The bomb bay doors close in front of me, and Captain Ryan banks us down and picks up speed to run us under their ak-ak bursts, and then bam, we take a huge hit on the right side. I thought it was a 105 shell, so I swing around to look for damage. I think I’m gonna see the tail falling off, a broken wing or something, but there’s not a mark on her.

Next thing I know it’s raining B-17s all around me. I realize the Germans have moved their eighty-eights a lot closer to the railyard this time out, and they’re firing almost straight up from the Aiming Point. Some of their shells set off the bombs that just got dropped, and some of those went off right under the bomb bays and gutted those B-17s like fish. It was awful. I only saw a couple of parachutes. Mostly the bombers just broke apart and fell. We lost about a third of the squadron in less than a minute.

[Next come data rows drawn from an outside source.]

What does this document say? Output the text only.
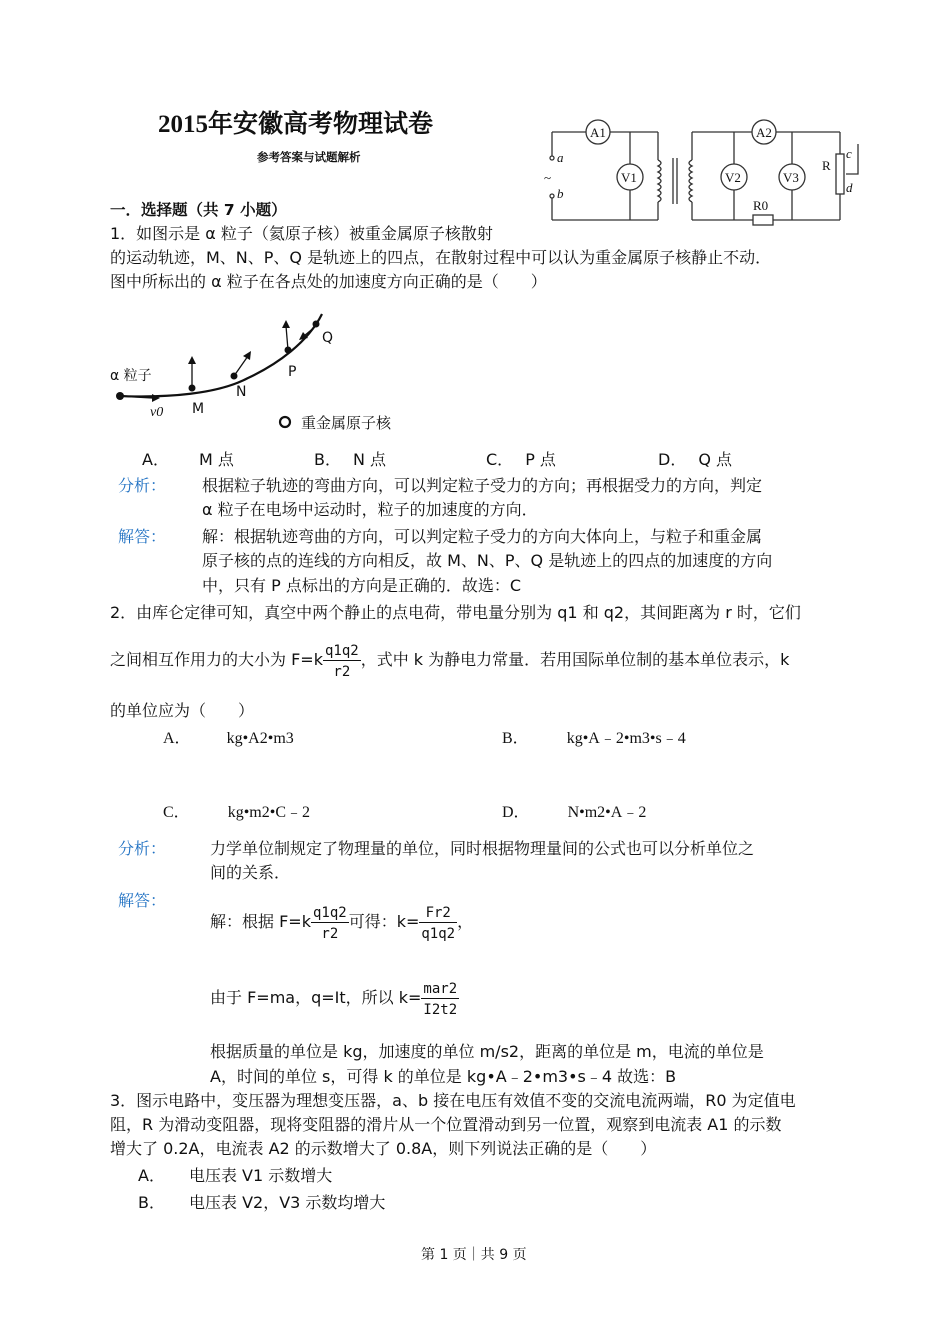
2015年安徽高考物理试卷
参考答案与试题解析
A1	A2
V1	V2	V3
R0
R
a
b
c
d
~
一．选择题（共 7 小题）
1．如图示是 α 粒子（氦原子核）被重金属原子核散射
的运动轨迹，M、N、P、Q 是轨迹上的四点，在散射过程中可以认为重金属原子核静止不动．
图中所标出的 α 粒子在各点处的加速度方向正确的是（　　）
α 粒子
v0 M
N
P
Q
重金属原子核
A． M 点	B． N 点	C． P 点	D． Q 点
分析： 根据粒子轨迹的弯曲方向，可以判定粒子受力的方向；再根据受力的方向，判定
α 粒子在电场中运动时，粒子的加速度的方向．
解答： 解：根据轨迹弯曲的方向，可以判定粒子受力的方向大体向上，与粒子和重金属
原子核的点的连线的方向相反，故 M、N、P、Q 是轨迹上的四点的加速度的方向
中，只有 P 点标出的方向是正确的．故选：C
2．由库仑定律可知，真空中两个静止的点电荷，带电量分别为 q1 和 q2，其间距离为 r 时，它们
之间相互作用力的大小为 $F=k \frac{q1q2}{r2}$ ，式中 k 为静电力常量．若用国际单位制的基本单位表示，k
的单位应为（　　）
A． kg•A2•m3	B． kg•A﹣2•m3•s﹣4
C． kg•m2•C﹣2	D． N•m2•A﹣2
分析：	力学单位制规定了物理量的单位，同时根据物理量间的公式也可以分析单位之
间的关系．
解答：
解：根据 $F=k \frac{q1q2}{r2}$ 可得：$k= \frac{Fr2}{q1q2}$ ，
由于 F=ma，q=It，所以 $k= \frac{\text{mar2}}{I2t2}$
根据质量的单位是 kg，加速度的单位 m/s2，距离的单位是 m，电流的单位是
A，时间的单位 s，可得 k 的单位是 kg•A﹣2•m3•s﹣4 故选：B
3．图示电路中，变压器为理想变压器，a、b 接在电压有效值不变的交流电流两端，R0 为定值电
阻，R 为滑动变阻器，现将变阻器的滑片从一个位置滑动到另一位置，观察到电流表 A1 的示数
增大了 0.2A，电流表 A2 的示数增大了 0.8A，则下列说法正确的是（　　）
A． 电压表 V1 示数增大
B． 电压表 V2，V3 示数均增大
第 1 页｜共 9 页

We turned out and got past the flak line and leveled off. We’d just re-formed about ten minutes later when the entire Luftwaffe showed up. There were more bandits than I ever saw at one time before. Me-109s, Focke-Wulf 190s. They didn’t engage right away. They paced us out of firing range and then pulled ahead of us. When they were about a mile in front they turned and came at us head-on. They were wing-to-wing in groups of three and four, and they didn’t start shooting till they saw the whites of our eyes. I could see them coming, but they were level with us and I couldn’t shoot up at them. The only guy who could fire on them was the bombardier, up front, and he just had a thirty-cal, like Boney. That must have been scary as hell. They’re coming in side by side, and they’re close enough throw rocks at before they start firing, and even if you shoot the pilot his plane’s probably going to plow right into you. Take you and your whole ship with him to Valhalla, or wherever. The very last couple of seconds they would open up with those twin .30 cannons. They sounded like a freight train going up a hill.